Mephisto MM II and B&P
Mephisto MM IV, MM V, Rebel Portoroz (MM X)
Mephisto Polgar
Mephisto Milano and Nigel Short
Mephisto Rebell 5.0
Novag Constellation Forte A/B
Chafitz ARB (various Sargon versions) and MGS


Microcomputers
So far, we are supporting the two 6502-based members of the classic 1977
“Trinity” of home computers – the Apple II and the Commodore PET series. It
may be possible and worthwhile to also support some slightly later
machines: The Acorn BBC Micro, Atari 400 and 800, and maybe the Commodore
C64 come to mind. I don’t have any of these computers though.

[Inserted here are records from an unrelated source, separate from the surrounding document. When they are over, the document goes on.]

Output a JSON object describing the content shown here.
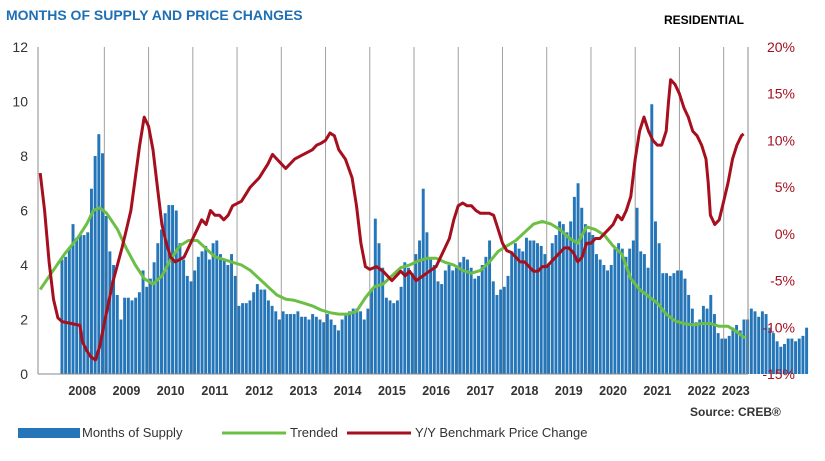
{
  "title": "MONTHS OF SUPPLY AND PRICE CHANGES",
  "subtitle": "RESIDENTIAL",
  "source": "Source: CREB®",
  "colors": {
    "title": "#1f6fb4",
    "bars": "#2576b9",
    "trend": "#6cbf45",
    "price": "#a50f1e",
    "grid": "#a0a0a0"
  },
  "chart_data": {
    "type": "bar",
    "title": "MONTHS OF SUPPLY AND PRICE CHANGES",
    "left_axis": {
      "label": "Months of Supply",
      "ylim": [
        0,
        12
      ],
      "ticks": [
        "0",
        "2",
        "4",
        "6",
        "8",
        "10",
        "12"
      ]
    },
    "right_axis": {
      "label": "Y/Y Benchmark Price Change",
      "ylim": [
        -15,
        20
      ],
      "ticks": [
        "-15%",
        "-10%",
        "-5%",
        "0%",
        "5%",
        "10%",
        "15%",
        "20%"
      ]
    },
    "years": [
      "2008",
      "2009",
      "2010",
      "2011",
      "2012",
      "2013",
      "2014",
      "2015",
      "2016",
      "2017",
      "2018",
      "2019",
      "2020",
      "2021",
      "2022",
      "2023"
    ],
    "legend": [
      "Months of Supply",
      "Trended",
      "Y/Y Benchmark Price Change"
    ],
    "series": [
      {
        "name": "Months of Supply",
        "type": "bar",
        "axis": "left",
        "values": [
          4.2,
          4.3,
          4.6,
          5.5,
          5.0,
          5.1,
          5.1,
          5.2,
          6.8,
          8.0,
          8.8,
          8.1,
          5.8,
          4.5,
          4.0,
          2.9,
          2.0,
          2.8,
          2.8,
          2.7,
          2.8,
          3.0,
          3.8,
          3.2,
          3.5,
          4.1,
          4.8,
          5.3,
          5.9,
          6.2,
          6.2,
          6.0,
          4.8,
          4.2,
          3.6,
          3.4,
          3.8,
          4.3,
          4.5,
          4.7,
          4.2,
          4.8,
          4.9,
          4.4,
          4.2,
          4.0,
          4.4,
          3.6,
          2.5,
          2.6,
          2.6,
          2.7,
          3.0,
          3.3,
          3.1,
          3.1,
          2.7,
          2.5,
          2.3,
          2.0,
          2.3,
          2.2,
          2.2,
          2.2,
          2.3,
          2.1,
          2.1,
          2.0,
          2.2,
          2.1,
          2.0,
          1.9,
          2.2,
          2.0,
          1.8,
          1.6,
          2.0,
          2.2,
          2.3,
          2.4,
          2.4,
          2.3,
          2.0,
          2.4,
          3.1,
          5.7,
          4.8,
          3.9,
          2.8,
          2.7,
          2.6,
          2.7,
          3.2,
          4.1,
          3.9,
          3.7,
          4.4,
          4.9,
          6.8,
          5.2,
          4.2,
          4.0,
          3.4,
          3.3,
          3.8,
          4.0,
          3.8,
          3.9,
          4.1,
          4.3,
          4.2,
          3.9,
          3.5,
          3.6,
          4.0,
          4.3,
          4.9,
          3.4,
          2.9,
          3.1,
          3.2,
          3.6,
          4.5,
          4.8,
          4.6,
          4.5,
          5.0,
          4.9,
          4.9,
          4.8,
          4.7,
          4.4,
          4.0,
          4.8,
          5.1,
          5.6,
          5.5,
          5.2,
          5.6,
          6.5,
          7.0,
          6.1,
          5.5,
          5.2,
          5.1,
          4.4,
          4.2,
          4.0,
          3.8,
          4.0,
          4.6,
          4.8,
          4.6,
          4.3,
          4.6,
          4.9,
          6.1,
          4.5,
          4.4,
          3.9,
          9.9,
          5.6,
          4.8,
          3.7,
          3.7,
          3.6,
          3.7,
          3.8,
          3.8,
          3.5,
          2.9,
          2.4,
          1.9,
          2.0,
          2.5,
          2.4,
          2.9,
          2.2,
          1.5,
          1.3,
          1.3,
          1.4,
          1.7,
          1.8,
          1.6,
          2.0,
          2.0,
          2.4,
          2.3,
          2.1,
          2.3,
          2.2,
          1.7,
          1.5,
          1.2,
          1.0,
          1.1,
          1.3,
          1.3,
          1.2,
          1.3,
          1.4,
          1.7
        ]
      },
      {
        "name": "Trended",
        "type": "line",
        "axis": "left",
        "points": [
          [
            2007.55,
            3.1
          ],
          [
            2007.8,
            3.7
          ],
          [
            2008.1,
            4.4
          ],
          [
            2008.4,
            5.0
          ],
          [
            2008.6,
            5.5
          ],
          [
            2008.75,
            6.0
          ],
          [
            2008.9,
            6.1
          ],
          [
            2009.05,
            5.9
          ],
          [
            2009.3,
            5.3
          ],
          [
            2009.5,
            4.6
          ],
          [
            2009.7,
            4.0
          ],
          [
            2009.9,
            3.5
          ],
          [
            2010.1,
            3.3
          ],
          [
            2010.3,
            3.6
          ],
          [
            2010.5,
            4.2
          ],
          [
            2010.7,
            4.7
          ],
          [
            2010.9,
            4.9
          ],
          [
            2011.1,
            4.9
          ],
          [
            2011.3,
            4.6
          ],
          [
            2011.5,
            4.3
          ],
          [
            2011.7,
            4.2
          ],
          [
            2011.9,
            4.1
          ],
          [
            2012.1,
            4.0
          ],
          [
            2012.3,
            3.8
          ],
          [
            2012.5,
            3.5
          ],
          [
            2012.7,
            3.2
          ],
          [
            2012.9,
            2.9
          ],
          [
            2013.1,
            2.75
          ],
          [
            2013.3,
            2.7
          ],
          [
            2013.5,
            2.6
          ],
          [
            2013.7,
            2.5
          ],
          [
            2013.9,
            2.35
          ],
          [
            2014.1,
            2.25
          ],
          [
            2014.3,
            2.2
          ],
          [
            2014.5,
            2.2
          ],
          [
            2014.7,
            2.3
          ],
          [
            2014.9,
            2.8
          ],
          [
            2015.1,
            3.2
          ],
          [
            2015.3,
            3.3
          ],
          [
            2015.5,
            3.6
          ],
          [
            2015.7,
            3.9
          ],
          [
            2015.9,
            4.0
          ],
          [
            2016.1,
            4.15
          ],
          [
            2016.3,
            4.25
          ],
          [
            2016.5,
            4.25
          ],
          [
            2016.7,
            4.1
          ],
          [
            2016.9,
            4.0
          ],
          [
            2017.1,
            3.8
          ],
          [
            2017.3,
            3.7
          ],
          [
            2017.5,
            3.8
          ],
          [
            2017.7,
            4.1
          ],
          [
            2017.9,
            4.5
          ],
          [
            2018.1,
            4.7
          ],
          [
            2018.3,
            4.9
          ],
          [
            2018.5,
            5.2
          ],
          [
            2018.7,
            5.5
          ],
          [
            2018.9,
            5.6
          ],
          [
            2019.1,
            5.5
          ],
          [
            2019.3,
            5.3
          ],
          [
            2019.5,
            5.0
          ],
          [
            2019.7,
            4.8
          ],
          [
            2019.9,
            5.4
          ],
          [
            2020.1,
            5.3
          ],
          [
            2020.3,
            5.1
          ],
          [
            2020.5,
            4.7
          ],
          [
            2020.7,
            4.4
          ],
          [
            2020.9,
            3.5
          ],
          [
            2021.1,
            3.1
          ],
          [
            2021.3,
            2.85
          ],
          [
            2021.5,
            2.6
          ],
          [
            2021.7,
            2.2
          ],
          [
            2021.9,
            1.95
          ],
          [
            2022.1,
            1.85
          ],
          [
            2022.3,
            1.8
          ],
          [
            2022.5,
            1.85
          ],
          [
            2022.7,
            1.85
          ],
          [
            2022.9,
            1.75
          ],
          [
            2023.1,
            1.75
          ],
          [
            2023.3,
            1.55
          ],
          [
            2023.45,
            1.35
          ],
          [
            2023.5,
            1.35
          ]
        ]
      },
      {
        "name": "Y/Y Benchmark Price Change",
        "type": "line",
        "axis": "right",
        "points": [
          [
            2007.55,
            6.5
          ],
          [
            2007.65,
            2.5
          ],
          [
            2007.75,
            -3.0
          ],
          [
            2007.85,
            -7.0
          ],
          [
            2007.95,
            -9.0
          ],
          [
            2008.05,
            -9.4
          ],
          [
            2008.25,
            -9.6
          ],
          [
            2008.45,
            -9.8
          ],
          [
            2008.5,
            -11.5
          ],
          [
            2008.6,
            -12.5
          ],
          [
            2008.7,
            -13.2
          ],
          [
            2008.8,
            -13.5
          ],
          [
            2008.9,
            -12.0
          ],
          [
            2009.0,
            -9.5
          ],
          [
            2009.2,
            -5.0
          ],
          [
            2009.4,
            -1.5
          ],
          [
            2009.5,
            0.5
          ],
          [
            2009.6,
            2.5
          ],
          [
            2009.7,
            6.0
          ],
          [
            2009.8,
            9.5
          ],
          [
            2009.9,
            12.5
          ],
          [
            2010.0,
            11.5
          ],
          [
            2010.1,
            9.0
          ],
          [
            2010.2,
            5.0
          ],
          [
            2010.3,
            1.0
          ],
          [
            2010.4,
            -1.0
          ],
          [
            2010.5,
            -2.5
          ],
          [
            2010.6,
            -3.0
          ],
          [
            2010.8,
            -2.5
          ],
          [
            2010.9,
            -1.5
          ],
          [
            2011.0,
            -0.5
          ],
          [
            2011.1,
            0.5
          ],
          [
            2011.2,
            1.5
          ],
          [
            2011.3,
            1.0
          ],
          [
            2011.4,
            2.5
          ],
          [
            2011.5,
            2.0
          ],
          [
            2011.6,
            2.0
          ],
          [
            2011.7,
            1.5
          ],
          [
            2011.8,
            2.0
          ],
          [
            2011.9,
            3.0
          ],
          [
            2012.1,
            3.5
          ],
          [
            2012.3,
            5.0
          ],
          [
            2012.5,
            6.0
          ],
          [
            2012.7,
            7.5
          ],
          [
            2012.8,
            8.5
          ],
          [
            2012.9,
            8.0
          ],
          [
            2013.0,
            7.5
          ],
          [
            2013.1,
            7.0
          ],
          [
            2013.3,
            8.0
          ],
          [
            2013.5,
            8.5
          ],
          [
            2013.7,
            9.0
          ],
          [
            2013.8,
            9.5
          ],
          [
            2013.9,
            9.7
          ],
          [
            2014.0,
            10.0
          ],
          [
            2014.1,
            10.8
          ],
          [
            2014.2,
            10.5
          ],
          [
            2014.3,
            9.0
          ],
          [
            2014.45,
            8.0
          ],
          [
            2014.6,
            6.0
          ],
          [
            2014.7,
            3.0
          ],
          [
            2014.8,
            -1.0
          ],
          [
            2014.9,
            -3.5
          ],
          [
            2015.0,
            -3.8
          ],
          [
            2015.15,
            -3.5
          ],
          [
            2015.3,
            -4.0
          ],
          [
            2015.5,
            -5.0
          ],
          [
            2015.7,
            -4.0
          ],
          [
            2015.8,
            -4.5
          ],
          [
            2015.9,
            -4.0
          ],
          [
            2016.05,
            -5.0
          ],
          [
            2016.2,
            -4.5
          ],
          [
            2016.35,
            -4.0
          ],
          [
            2016.5,
            -3.5
          ],
          [
            2016.65,
            -2.0
          ],
          [
            2016.8,
            -0.5
          ],
          [
            2016.9,
            1.5
          ],
          [
            2017.0,
            3.0
          ],
          [
            2017.1,
            3.3
          ],
          [
            2017.2,
            3.0
          ],
          [
            2017.3,
            3.0
          ],
          [
            2017.4,
            2.5
          ],
          [
            2017.5,
            2.2
          ],
          [
            2017.7,
            2.2
          ],
          [
            2017.8,
            2.0
          ],
          [
            2017.9,
            0.5
          ],
          [
            2018.0,
            -1.0
          ],
          [
            2018.1,
            -1.8
          ],
          [
            2018.2,
            -2.0
          ],
          [
            2018.3,
            -2.5
          ],
          [
            2018.4,
            -3.0
          ],
          [
            2018.5,
            -3.0
          ],
          [
            2018.6,
            -3.5
          ],
          [
            2018.7,
            -4.0
          ],
          [
            2018.8,
            -4.0
          ],
          [
            2018.9,
            -3.5
          ],
          [
            2019.0,
            -3.5
          ],
          [
            2019.1,
            -3.0
          ],
          [
            2019.2,
            -2.5
          ],
          [
            2019.3,
            -2.0
          ],
          [
            2019.4,
            -1.5
          ],
          [
            2019.5,
            -1.5
          ],
          [
            2019.6,
            -2.0
          ],
          [
            2019.7,
            -3.0
          ],
          [
            2019.8,
            -2.5
          ],
          [
            2019.9,
            -1.0
          ],
          [
            2020.0,
            -1.0
          ],
          [
            2020.1,
            -0.5
          ],
          [
            2020.2,
            -0.5
          ],
          [
            2020.3,
            0.0
          ],
          [
            2020.4,
            0.5
          ],
          [
            2020.5,
            1.0
          ],
          [
            2020.6,
            2.0
          ],
          [
            2020.7,
            1.5
          ],
          [
            2020.8,
            2.5
          ],
          [
            2020.9,
            4.0
          ],
          [
            2021.0,
            8.0
          ],
          [
            2021.1,
            11.0
          ],
          [
            2021.2,
            12.5
          ],
          [
            2021.3,
            11.0
          ],
          [
            2021.4,
            10.0
          ],
          [
            2021.5,
            9.5
          ],
          [
            2021.6,
            9.5
          ],
          [
            2021.7,
            11.0
          ],
          [
            2021.75,
            14.0
          ],
          [
            2021.8,
            16.5
          ],
          [
            2021.9,
            16.0
          ],
          [
            2022.0,
            15.0
          ],
          [
            2022.1,
            13.5
          ],
          [
            2022.2,
            12.5
          ],
          [
            2022.3,
            11.0
          ],
          [
            2022.4,
            10.5
          ],
          [
            2022.5,
            9.5
          ],
          [
            2022.6,
            8.0
          ],
          [
            2022.65,
            5.5
          ],
          [
            2022.7,
            2.0
          ],
          [
            2022.8,
            1.0
          ],
          [
            2022.9,
            1.5
          ],
          [
            2023.0,
            3.5
          ],
          [
            2023.1,
            5.5
          ],
          [
            2023.2,
            8.0
          ],
          [
            2023.3,
            9.5
          ],
          [
            2023.4,
            10.5
          ],
          [
            2023.45,
            10.7
          ]
        ]
      }
    ]
  }
}
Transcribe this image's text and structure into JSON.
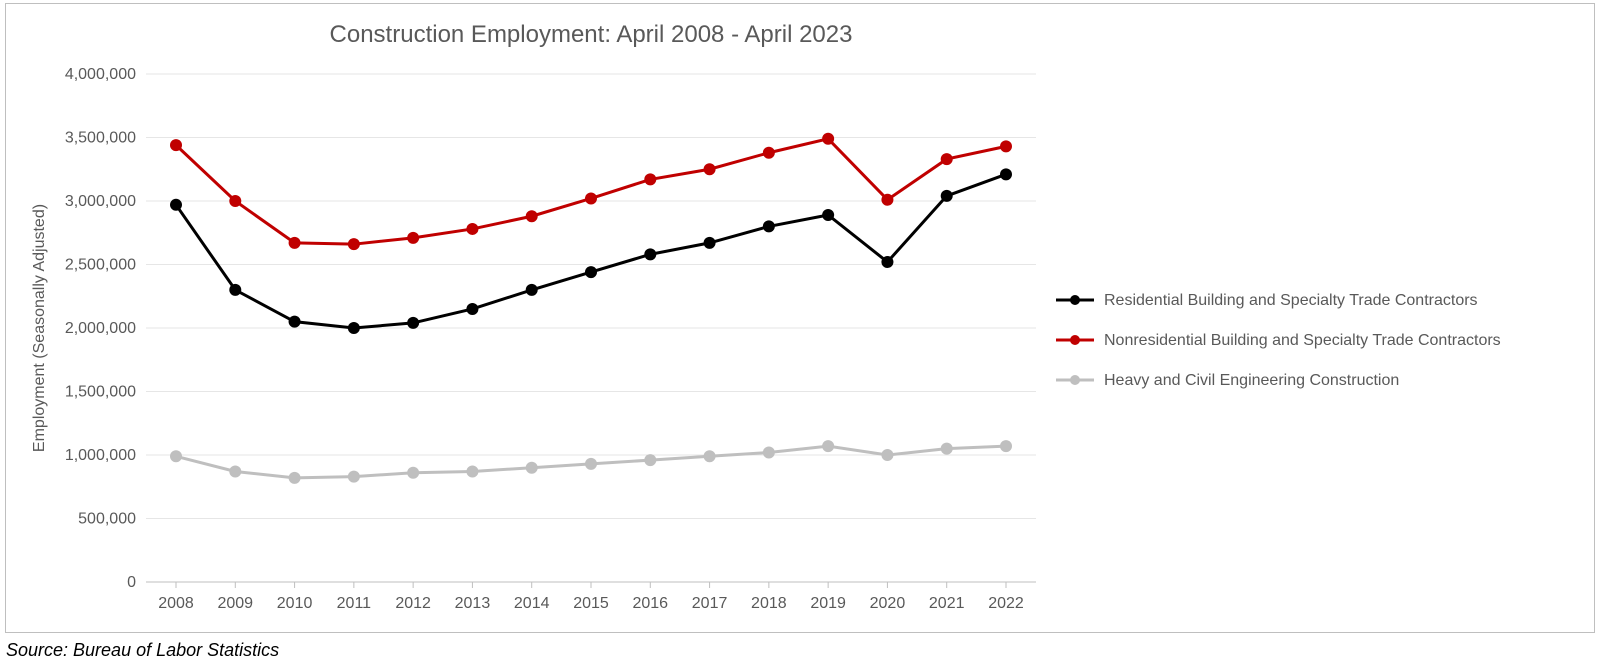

Please
contact me if you are interested to help with an adaptation of the 65F02!

Apple II, including the II plus and europlus, and presumably the //e. Quite
a bit of hardware and software trickery by Steve Wozniak, and the older
models do not support a real 65C02 – but the 65F02 is a bit more generous
in its bus timing and works nicely. The Disk II floppy drive works nicely
under DOS 3.3; support for the language card is under development.

Commodore PET/CBM up to 8032. A very clean and “by the book” design. The
same memory map should work for all models from the PET 2001, the 3000 and
4000 series, and the 8000 series up to the 8032. (But excluding the 8096
and beyond, which require memory bank switching.) So far we have tested
this on the 8032 only; the 8050 floppy drive works.

A caveat is in order here. The home computers, with their flexibility and
expandability on both the hardware and software side, are bound to
encounter limitations and incompatibilities:

Memory expansion boards and bank switching need to be known to and emulated
by the 65F02; and since the 65F02 only has 64 kByte of RAM on board, it
cannot fully accelerate the extended memory. Also, while the 65F02 makes an
effort to detect the access to time-critical peripheral devices, and switch
back to the original slow speed temporarily, there will probably be
incompatible software or add-on hardware. And finally, some software you
simply don’t want to be accelerated – try an action video game at 100 MHz
to understand that concern…

The 65F02 supports an optional hardware switch to disable the acceleration.
This way, one can still select between accelerated operation and original
speed before one starts the host computer. In non-accelerated mode, the
65F02 should be fully compatible with any software or add-on hardware.